Résumé de la décision
La décision concerne M. C...M'A..., qui a acquis la nationalité française par un décret du 31 juillet 2015. Il a sollicité que le nom de son enfant, Isaac Kampagal Sangwa, soit mentionné dans ce décret. Suite au refus du ministre de l'intérieur en date du 9 octobre 2015, M. C...M'A... a demandé l'annulation de cette décision pour excès de pouvoir. Le Conseil d'État a rejeté sa requête, considérant que son enfant ne remplissait pas les conditions requises pour acquérir la nationalité française de plein droit.
---
Arguments pertinents
1. L'absence de résidence avec le parent : Le Conseil d'État a établi que "à la date à laquelle le décret de naturalisation de M. C...M'A... a été pris, son enfant ne résidait pas en France avec lui mais à l'étranger". Cette constatation est cruciale, car elle va directement à l'encontre des conditions stipulées par la loi pour que l'enfant puisse devenir français de plein droit.

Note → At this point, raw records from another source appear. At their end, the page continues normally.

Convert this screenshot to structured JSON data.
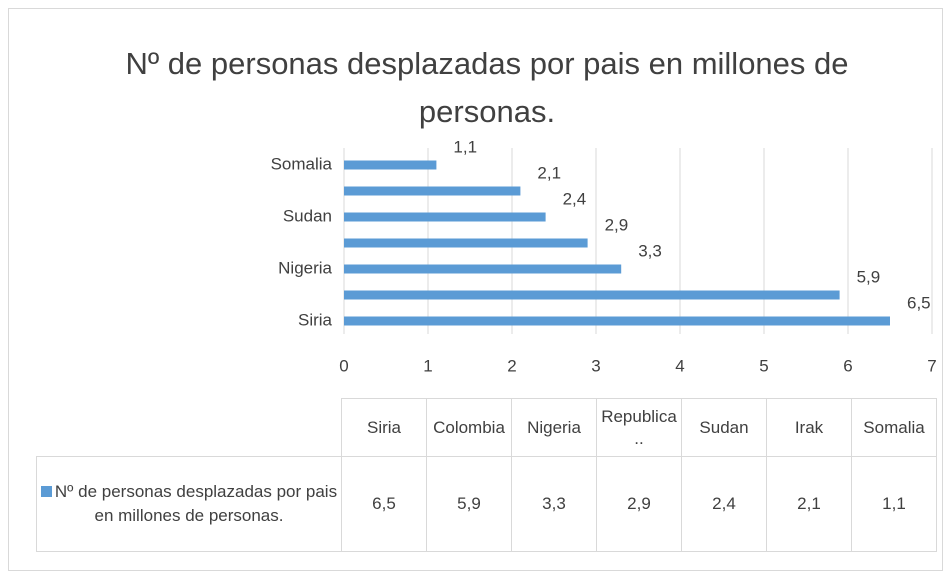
{
  "chart_data": {
    "type": "bar",
    "orientation": "horizontal",
    "title": "Nº de personas desplazadas por pais en millones de personas.",
    "categories": [
      "Siria",
      "Colombia",
      "Nigeria",
      "Republica ..",
      "Sudan",
      "Irak",
      "Somalia"
    ],
    "category_label_step": 2,
    "series": [
      {
        "name": "Nº de personas desplazadas por pais en millones de personas.",
        "color": "#5b9bd5",
        "values": [
          6.5,
          5.9,
          3.3,
          2.9,
          2.4,
          2.1,
          1.1
        ],
        "value_labels": [
          "6,5",
          "5,9",
          "3,3",
          "2,9",
          "2,4",
          "2,1",
          "1,1"
        ]
      }
    ],
    "xlim": [
      0,
      7
    ],
    "xticks": [
      0,
      1,
      2,
      3,
      4,
      5,
      6,
      7
    ],
    "grid": true,
    "data_table": true
  }
}
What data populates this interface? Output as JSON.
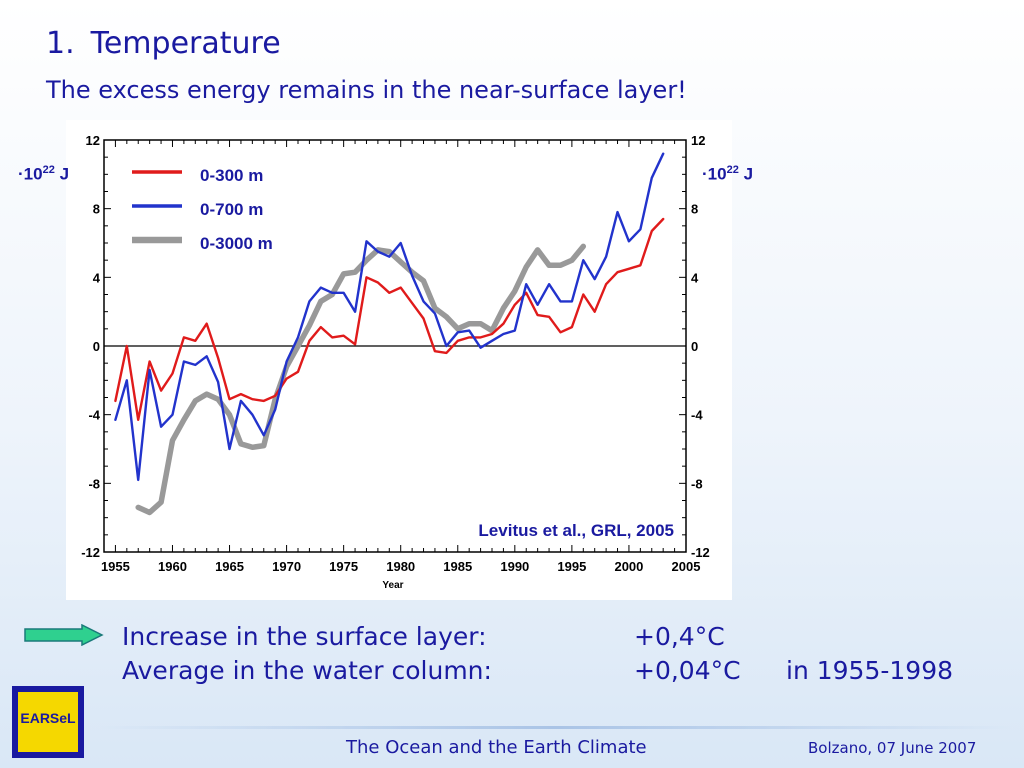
{
  "slide": {
    "number": "1.",
    "title": "Temperature",
    "subtitle": "The excess energy remains in the near-surface layer!"
  },
  "units": {
    "left_prefix": "·10",
    "exponent": "22",
    "unit": "J"
  },
  "stats": [
    {
      "label": "Increase in the surface layer:",
      "value": "+0,4°C",
      "note": ""
    },
    {
      "label": "Average in the water column:",
      "value": "+0,04°C",
      "note": "in 1955-1998"
    }
  ],
  "logo": {
    "text": "EARSeL"
  },
  "footer": {
    "center": "The Ocean and the Earth Climate",
    "right": "Bolzano, 07 June 2007"
  },
  "colors": {
    "text": "#1a1aa0",
    "red": "#e01b1b",
    "blue": "#2233cc",
    "gray": "#999999",
    "arrow_fill": "#2fd08f"
  },
  "chart_data": {
    "type": "line",
    "xlabel": "Year",
    "ylabel": "",
    "xlim": [
      1954,
      2005
    ],
    "ylim": [
      -12,
      12
    ],
    "x_ticks": [
      1955,
      1960,
      1965,
      1970,
      1975,
      1980,
      1985,
      1990,
      1995,
      2000,
      2005
    ],
    "y_ticks": [
      -12,
      -8,
      -4,
      0,
      4,
      8,
      12
    ],
    "annotation": "Levitus et al., GRL, 2005",
    "legend_position": "top-left",
    "series": [
      {
        "name": "0-300 m",
        "color": "#e01b1b",
        "x": [
          1955,
          1956,
          1957,
          1958,
          1959,
          1960,
          1961,
          1962,
          1963,
          1964,
          1965,
          1966,
          1967,
          1968,
          1969,
          1970,
          1971,
          1972,
          1973,
          1974,
          1975,
          1976,
          1977,
          1978,
          1979,
          1980,
          1981,
          1982,
          1983,
          1984,
          1985,
          1986,
          1987,
          1988,
          1989,
          1990,
          1991,
          1992,
          1993,
          1994,
          1995,
          1996,
          1997,
          1998,
          1999,
          2000,
          2001,
          2002,
          2003
        ],
        "y": [
          -3.2,
          0.0,
          -4.3,
          -0.9,
          -2.6,
          -1.6,
          0.5,
          0.3,
          1.3,
          -0.7,
          -3.1,
          -2.8,
          -3.1,
          -3.2,
          -2.9,
          -1.9,
          -1.5,
          0.3,
          1.1,
          0.5,
          0.6,
          0.1,
          4.0,
          3.7,
          3.1,
          3.4,
          2.5,
          1.6,
          -0.3,
          -0.4,
          0.3,
          0.5,
          0.5,
          0.7,
          1.3,
          2.4,
          3.1,
          1.8,
          1.7,
          0.8,
          1.1,
          3.0,
          2.0,
          3.6,
          4.3,
          4.5,
          4.7,
          6.7,
          7.4
        ]
      },
      {
        "name": "0-700 m",
        "color": "#2233cc",
        "x": [
          1955,
          1956,
          1957,
          1958,
          1959,
          1960,
          1961,
          1962,
          1963,
          1964,
          1965,
          1966,
          1967,
          1968,
          1969,
          1970,
          1971,
          1972,
          1973,
          1974,
          1975,
          1976,
          1977,
          1978,
          1979,
          1980,
          1981,
          1982,
          1983,
          1984,
          1985,
          1986,
          1987,
          1988,
          1989,
          1990,
          1991,
          1992,
          1993,
          1994,
          1995,
          1996,
          1997,
          1998,
          1999,
          2000,
          2001,
          2002,
          2003
        ],
        "y": [
          -4.3,
          -2.0,
          -7.8,
          -1.4,
          -4.7,
          -4.0,
          -0.9,
          -1.1,
          -0.6,
          -2.1,
          -6.0,
          -3.2,
          -4.0,
          -5.2,
          -3.7,
          -0.9,
          0.5,
          2.6,
          3.4,
          3.1,
          3.1,
          2.0,
          6.1,
          5.5,
          5.2,
          6.0,
          4.1,
          2.6,
          1.9,
          0.0,
          0.8,
          0.9,
          -0.1,
          0.3,
          0.7,
          0.9,
          3.6,
          2.4,
          3.6,
          2.6,
          2.6,
          5.0,
          3.9,
          5.2,
          7.8,
          6.1,
          6.8,
          9.8,
          11.2
        ]
      },
      {
        "name": "0-3000 m",
        "color": "#999999",
        "x": [
          1957,
          1958,
          1959,
          1960,
          1961,
          1962,
          1963,
          1964,
          1965,
          1966,
          1967,
          1968,
          1969,
          1970,
          1971,
          1972,
          1973,
          1974,
          1975,
          1976,
          1977,
          1978,
          1979,
          1980,
          1981,
          1982,
          1983,
          1984,
          1985,
          1986,
          1987,
          1988,
          1989,
          1990,
          1991,
          1992,
          1993,
          1994,
          1995,
          1996
        ],
        "y": [
          -9.4,
          -9.7,
          -9.1,
          -5.5,
          -4.3,
          -3.2,
          -2.8,
          -3.1,
          -4.0,
          -5.7,
          -5.9,
          -5.8,
          -3.1,
          -1.2,
          0.0,
          1.2,
          2.6,
          3.0,
          4.2,
          4.3,
          5.0,
          5.6,
          5.5,
          4.9,
          4.3,
          3.8,
          2.2,
          1.7,
          1.0,
          1.3,
          1.3,
          0.9,
          2.2,
          3.2,
          4.6,
          5.6,
          4.7,
          4.7,
          5.0,
          5.8
        ]
      }
    ]
  }
}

2. Conditions légales d'acquisition : Selon l'article 22-1 du Code civil, la nationalité française est conférée à un enfant mineur dont l'un des parents acquiert la nationalité, à condition que l'enfant réside avec ce parent, ou en alternance avec un autre parent en cas de séparation. Le Conseil d'État a affirmé que "M. C... M'A... n'est pas fondé à demander l'annulation pour excès de pouvoir de la décision du ministre de l'intérieur".
---
Interprétations et citations légales
1. Conditions de résidence : L'interprétation du Code civil - Article 22-1, qui stipule que "L'enfant mineur dont l'un des deux parents acquiert la nationalité française, devient français de plein droit s'il a la même résidence habituelle que ce parent", est ici appliquée dans un sens strict. Cela souligne l’importance de la situation de résidence, qui est une condition sine qua non pour l'acquisition de la nationalité.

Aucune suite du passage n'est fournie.